6. How to Get Filthy Rich in Rising Asia by Mohsin Hamid

“The astonishing and riveting tale of a man’s journey from impoverished rural boy to corporate tycoon, it steals its shape from the business self-help books devoured by ambitious youths all over ‘rising Asia.’ It follows its nameless hero to the sprawling metropolis where he begins to amass an empire built on that most fluid, and increasingly scarce, of goods: water. Yet his heart remains set on something else, on the pretty girl whose star rises along with his, their paths crossing and recrossing, a lifelong affair sparked and snuffed and sparked again by the forces that careen their fates along.”

7. A Hologram for the King by Dave Eggers

“A Hologram for the King takes us around the world to show how one man fights to hold himself and his splintering family together in the face of the global economy’s gale-force winds. In a rising Saudi Arabian city, far from weary, recession-scarred America, a struggling businessman pursues a last-ditch attempt to stave off foreclosure, pay his daughter’s college tuition, and finally do something great.

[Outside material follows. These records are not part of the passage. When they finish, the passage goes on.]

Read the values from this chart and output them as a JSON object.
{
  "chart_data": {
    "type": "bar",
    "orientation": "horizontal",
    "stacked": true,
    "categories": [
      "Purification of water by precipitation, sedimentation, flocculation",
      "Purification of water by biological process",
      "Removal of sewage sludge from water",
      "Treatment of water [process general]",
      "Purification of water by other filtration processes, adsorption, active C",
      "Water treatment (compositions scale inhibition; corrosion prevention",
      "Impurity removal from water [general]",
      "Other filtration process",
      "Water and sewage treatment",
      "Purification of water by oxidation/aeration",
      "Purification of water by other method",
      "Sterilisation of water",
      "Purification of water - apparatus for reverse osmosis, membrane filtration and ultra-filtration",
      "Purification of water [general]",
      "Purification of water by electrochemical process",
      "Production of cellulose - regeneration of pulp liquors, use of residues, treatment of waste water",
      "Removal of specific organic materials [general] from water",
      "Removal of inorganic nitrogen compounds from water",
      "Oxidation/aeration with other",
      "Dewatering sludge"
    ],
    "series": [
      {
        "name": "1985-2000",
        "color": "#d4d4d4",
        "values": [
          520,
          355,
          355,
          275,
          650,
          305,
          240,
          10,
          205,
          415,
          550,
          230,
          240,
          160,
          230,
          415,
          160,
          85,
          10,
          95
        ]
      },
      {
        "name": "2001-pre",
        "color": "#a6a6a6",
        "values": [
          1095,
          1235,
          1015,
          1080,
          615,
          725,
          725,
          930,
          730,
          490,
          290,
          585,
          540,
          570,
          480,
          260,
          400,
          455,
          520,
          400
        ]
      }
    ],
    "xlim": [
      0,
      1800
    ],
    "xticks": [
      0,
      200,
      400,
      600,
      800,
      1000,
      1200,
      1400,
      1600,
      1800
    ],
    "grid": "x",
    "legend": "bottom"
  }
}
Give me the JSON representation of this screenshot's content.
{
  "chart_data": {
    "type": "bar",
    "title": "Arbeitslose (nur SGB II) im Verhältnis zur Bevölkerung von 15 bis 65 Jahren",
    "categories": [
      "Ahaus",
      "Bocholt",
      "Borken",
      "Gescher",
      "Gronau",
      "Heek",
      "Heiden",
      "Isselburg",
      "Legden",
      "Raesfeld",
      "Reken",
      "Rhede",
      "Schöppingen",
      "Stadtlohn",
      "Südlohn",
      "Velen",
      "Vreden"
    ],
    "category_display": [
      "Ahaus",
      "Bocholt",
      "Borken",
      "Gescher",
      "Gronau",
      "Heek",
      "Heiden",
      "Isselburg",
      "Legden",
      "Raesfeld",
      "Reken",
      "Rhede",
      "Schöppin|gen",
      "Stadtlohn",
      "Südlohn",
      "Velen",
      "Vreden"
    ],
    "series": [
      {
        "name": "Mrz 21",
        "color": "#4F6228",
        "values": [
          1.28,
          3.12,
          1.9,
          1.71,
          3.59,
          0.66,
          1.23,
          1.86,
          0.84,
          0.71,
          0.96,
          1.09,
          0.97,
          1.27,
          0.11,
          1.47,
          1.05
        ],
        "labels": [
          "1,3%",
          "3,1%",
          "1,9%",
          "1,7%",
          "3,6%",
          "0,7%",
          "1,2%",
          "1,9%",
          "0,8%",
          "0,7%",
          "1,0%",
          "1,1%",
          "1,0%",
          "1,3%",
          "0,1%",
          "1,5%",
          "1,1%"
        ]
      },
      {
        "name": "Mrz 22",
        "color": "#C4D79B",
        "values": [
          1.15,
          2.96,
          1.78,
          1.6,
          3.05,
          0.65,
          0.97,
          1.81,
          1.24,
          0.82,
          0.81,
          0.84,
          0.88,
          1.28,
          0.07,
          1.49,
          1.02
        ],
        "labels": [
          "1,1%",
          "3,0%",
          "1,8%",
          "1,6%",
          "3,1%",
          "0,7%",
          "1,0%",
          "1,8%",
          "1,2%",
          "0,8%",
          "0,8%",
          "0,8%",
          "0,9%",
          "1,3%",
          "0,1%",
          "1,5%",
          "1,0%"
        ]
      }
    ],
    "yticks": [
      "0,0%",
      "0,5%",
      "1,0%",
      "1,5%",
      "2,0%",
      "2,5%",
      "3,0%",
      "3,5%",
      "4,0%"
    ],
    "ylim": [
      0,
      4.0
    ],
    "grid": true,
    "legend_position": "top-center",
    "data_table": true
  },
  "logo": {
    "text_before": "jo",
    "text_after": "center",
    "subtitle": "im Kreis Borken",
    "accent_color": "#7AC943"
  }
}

This taut, richly layered, and elegiac novel is a powerful evocation of our contemporary moment — and a moving story of how we got here.”

8. Cryptonomicon by Neal Stephenson

“A breathtaking tour de force, and Neal Stephenson’s most accomplished and affecting work to date, Cryptonomicon is profound and prophetic, hypnotic and hyper-driven, as it leaps forward and back between World War II and the World Wide Web, hinting all the while at a dark day-after-tomorrow. It is a work of great art, thought and creative daring; the product of a truly iconoclastic imagination working with white-hot intensity.”

9. Something Happened by Joseph Heller

Something Happened is Joseph Heller’s wonderfully inventive and controversial second novel satirizing business life and American culture. The story is told as if you were overhearing the patter of Bob Slocum’s brain—recording what is going on at the office, as well as his fantasies and memories that complete the story of his life. The result is a novel as original and memorable as his Catch-22.”

10. The White Tiger by Aravind Adiga

“The white tiger of this novel is Balram Halwai, a poor Indian villager whose great ambition leads him to the zenith of Indian business culture, the world of the Bangalore entrepreneur. On the occasion of the president of China’s impending trip to Bangalore, Balram writes a letter to him describing his transformation and his experience as driver and servant to a wealthy Indian family, which he thinks exemplifies the contradictions and complications of Indian society.

“Recalling The Death of Vishnu and Bangkok 8 in ambition, scope, The White Tiger is narrative genius with a mischief and personality all its own. Amoral, irreverent, deeply endearing, and utterly contemporary, this novel is an international publishing sensation—and a startling, provocative debut.”